PARIS/FRANKFURT (Reuters) -The European Central Bank needs to take “resolute” action to tame inflation but it is also fully determined to contain any undue increase in borrowing costs on the euro zone’s periphery, policymakers said on Friday.
The ECB on Thursday flagged a 25 basis point interest rate hike in July and said a bigger increase may be needed in September as inflationary pressures were increasing and broadening, raising the risk that high price growth will become entrenched.
“Euro area inflation rates won’t fall by themselves,” German Bundesbank President Joachim Nagel said in a statement. “Monetary policy is called upon to reduce inflation through resolute action.”
At an event later, Nagel said the ECB’s journey to higher rates had just began and its speed will depend on incoming data – a sign he was not clamouring for big rate hikes just yet.
Although the ECB raised its 2022 inflation projection to 6.8% on Thursday, over three times its 2% target, it said that the figure would have been even higher, at 7.1%, if it had also included data released after the cut-off date.

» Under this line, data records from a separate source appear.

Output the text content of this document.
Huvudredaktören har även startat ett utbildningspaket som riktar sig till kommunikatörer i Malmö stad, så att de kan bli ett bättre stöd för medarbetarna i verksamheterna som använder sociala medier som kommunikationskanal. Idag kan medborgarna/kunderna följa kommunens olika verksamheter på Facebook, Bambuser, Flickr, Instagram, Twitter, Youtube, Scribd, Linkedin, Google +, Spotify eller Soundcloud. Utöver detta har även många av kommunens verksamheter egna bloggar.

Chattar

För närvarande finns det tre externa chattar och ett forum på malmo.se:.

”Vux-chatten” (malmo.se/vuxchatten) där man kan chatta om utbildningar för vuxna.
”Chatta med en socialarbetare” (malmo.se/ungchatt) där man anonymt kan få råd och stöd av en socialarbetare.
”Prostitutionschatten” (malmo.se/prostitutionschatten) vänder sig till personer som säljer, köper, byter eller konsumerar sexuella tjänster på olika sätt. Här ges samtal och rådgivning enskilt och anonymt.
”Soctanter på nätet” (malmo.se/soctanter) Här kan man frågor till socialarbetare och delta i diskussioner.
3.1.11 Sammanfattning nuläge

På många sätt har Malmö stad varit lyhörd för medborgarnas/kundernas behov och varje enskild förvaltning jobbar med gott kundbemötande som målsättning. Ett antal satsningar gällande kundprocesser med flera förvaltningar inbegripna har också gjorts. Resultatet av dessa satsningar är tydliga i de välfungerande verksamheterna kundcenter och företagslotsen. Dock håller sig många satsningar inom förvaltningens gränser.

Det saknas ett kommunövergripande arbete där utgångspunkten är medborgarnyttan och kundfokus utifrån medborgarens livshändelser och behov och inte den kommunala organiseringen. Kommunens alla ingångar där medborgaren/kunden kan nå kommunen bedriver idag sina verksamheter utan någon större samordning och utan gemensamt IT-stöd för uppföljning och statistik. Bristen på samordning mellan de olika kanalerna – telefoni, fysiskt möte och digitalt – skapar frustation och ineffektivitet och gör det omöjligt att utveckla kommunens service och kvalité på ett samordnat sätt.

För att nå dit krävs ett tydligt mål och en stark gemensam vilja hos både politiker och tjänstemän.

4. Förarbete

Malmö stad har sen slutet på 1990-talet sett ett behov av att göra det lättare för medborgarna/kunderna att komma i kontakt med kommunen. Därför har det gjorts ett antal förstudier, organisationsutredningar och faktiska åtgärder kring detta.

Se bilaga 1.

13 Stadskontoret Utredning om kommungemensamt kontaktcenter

This meant prices in countries such as Germany would grow even faster this year than during the last period of high inflation in the early 1980s.

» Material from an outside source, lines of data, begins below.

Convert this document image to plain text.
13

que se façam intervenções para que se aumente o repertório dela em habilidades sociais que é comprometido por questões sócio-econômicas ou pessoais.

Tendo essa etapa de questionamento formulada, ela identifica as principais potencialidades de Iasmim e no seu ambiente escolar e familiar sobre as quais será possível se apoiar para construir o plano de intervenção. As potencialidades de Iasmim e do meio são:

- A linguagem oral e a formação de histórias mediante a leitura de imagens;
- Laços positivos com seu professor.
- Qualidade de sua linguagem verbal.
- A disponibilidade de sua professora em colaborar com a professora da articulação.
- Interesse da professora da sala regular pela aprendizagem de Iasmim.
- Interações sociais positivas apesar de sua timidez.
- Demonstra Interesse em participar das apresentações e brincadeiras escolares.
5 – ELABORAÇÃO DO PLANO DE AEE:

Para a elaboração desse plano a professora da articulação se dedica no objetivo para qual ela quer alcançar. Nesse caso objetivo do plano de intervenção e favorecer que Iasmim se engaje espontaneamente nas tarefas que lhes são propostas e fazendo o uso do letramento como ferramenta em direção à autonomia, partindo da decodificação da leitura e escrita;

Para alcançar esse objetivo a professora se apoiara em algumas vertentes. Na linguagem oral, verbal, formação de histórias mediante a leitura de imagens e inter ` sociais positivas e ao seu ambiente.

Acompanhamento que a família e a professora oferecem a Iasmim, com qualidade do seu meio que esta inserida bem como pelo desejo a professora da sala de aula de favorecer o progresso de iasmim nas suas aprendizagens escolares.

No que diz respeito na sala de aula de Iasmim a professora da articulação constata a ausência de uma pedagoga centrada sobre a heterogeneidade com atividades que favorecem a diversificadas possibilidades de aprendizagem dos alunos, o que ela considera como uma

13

The rate hikes however raise the risk that a wide gap will open between the borrowing costs of different euro zone members, particularly Germany and more indebted southern nations like Italy, Spain and Greece.

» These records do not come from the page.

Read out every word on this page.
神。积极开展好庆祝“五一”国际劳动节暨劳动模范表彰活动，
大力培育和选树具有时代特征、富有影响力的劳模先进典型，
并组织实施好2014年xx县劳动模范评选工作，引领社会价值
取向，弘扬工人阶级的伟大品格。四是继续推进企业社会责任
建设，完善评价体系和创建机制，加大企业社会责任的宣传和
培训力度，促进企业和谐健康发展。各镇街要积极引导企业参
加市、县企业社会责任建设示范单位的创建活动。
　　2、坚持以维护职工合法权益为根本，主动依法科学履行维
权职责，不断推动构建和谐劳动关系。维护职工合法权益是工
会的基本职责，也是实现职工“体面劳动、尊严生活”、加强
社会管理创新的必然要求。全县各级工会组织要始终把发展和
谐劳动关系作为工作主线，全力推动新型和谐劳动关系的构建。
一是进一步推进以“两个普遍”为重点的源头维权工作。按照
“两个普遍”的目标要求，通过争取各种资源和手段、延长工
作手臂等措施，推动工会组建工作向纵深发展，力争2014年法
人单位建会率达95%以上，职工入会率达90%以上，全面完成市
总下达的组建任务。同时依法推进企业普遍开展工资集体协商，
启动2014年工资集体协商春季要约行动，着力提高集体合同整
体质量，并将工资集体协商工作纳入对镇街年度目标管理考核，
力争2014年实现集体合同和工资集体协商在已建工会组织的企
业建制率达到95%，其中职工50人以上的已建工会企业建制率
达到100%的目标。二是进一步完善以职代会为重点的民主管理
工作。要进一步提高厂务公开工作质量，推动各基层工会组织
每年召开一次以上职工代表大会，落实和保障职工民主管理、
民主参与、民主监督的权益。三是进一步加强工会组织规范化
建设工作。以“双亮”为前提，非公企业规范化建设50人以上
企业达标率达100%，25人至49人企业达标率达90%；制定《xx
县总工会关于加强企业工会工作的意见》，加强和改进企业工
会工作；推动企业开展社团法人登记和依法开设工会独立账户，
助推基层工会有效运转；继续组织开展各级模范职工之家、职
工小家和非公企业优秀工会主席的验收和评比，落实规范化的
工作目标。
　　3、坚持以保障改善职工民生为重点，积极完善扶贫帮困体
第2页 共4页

ECB President Christine Lagarde promised to fight “unwarranted” fragmentation of this kind and said the ECB could even deploy a new tool, if necessary, but did not give details.
Doubting the ECB’s resolve, investors sold off southern bonds after the ECB’s decision and 10-year Italian government bond yields are now 235 basis points above their German counterparts, the widest spread in two years.
“Nobody should have the slightest doubt, including in the markets, concerning our collective will to prevent this fragmentation,” French central bank chief Francois Villeroy de Galhau said separately.
“We have the will and nobody should doubt that we will have the tools when necessary,” Villeroy told BFM Business radio.
Italy’s 10-year yield rose to 3.78% in early trade, its highest since 2018 and just below its highest since 2014, when the euro zone was still caught in a debt crisis.
The equivalent Spanish bond spread to German debt was at 123 basis points on Friday, also a two-year high.
But Villeroy also backed plans to raise rates on account of the worsening inflation outlook.
“Inflation is too high and too broad in France, in Europe” he said, adding the European Central Bank was “strongly committed to bringing inflation down to 2%”.
The Bundesbank meanwhile doubled its inflation outlook for Germany to over 7% on Friday and halved its growth estimate.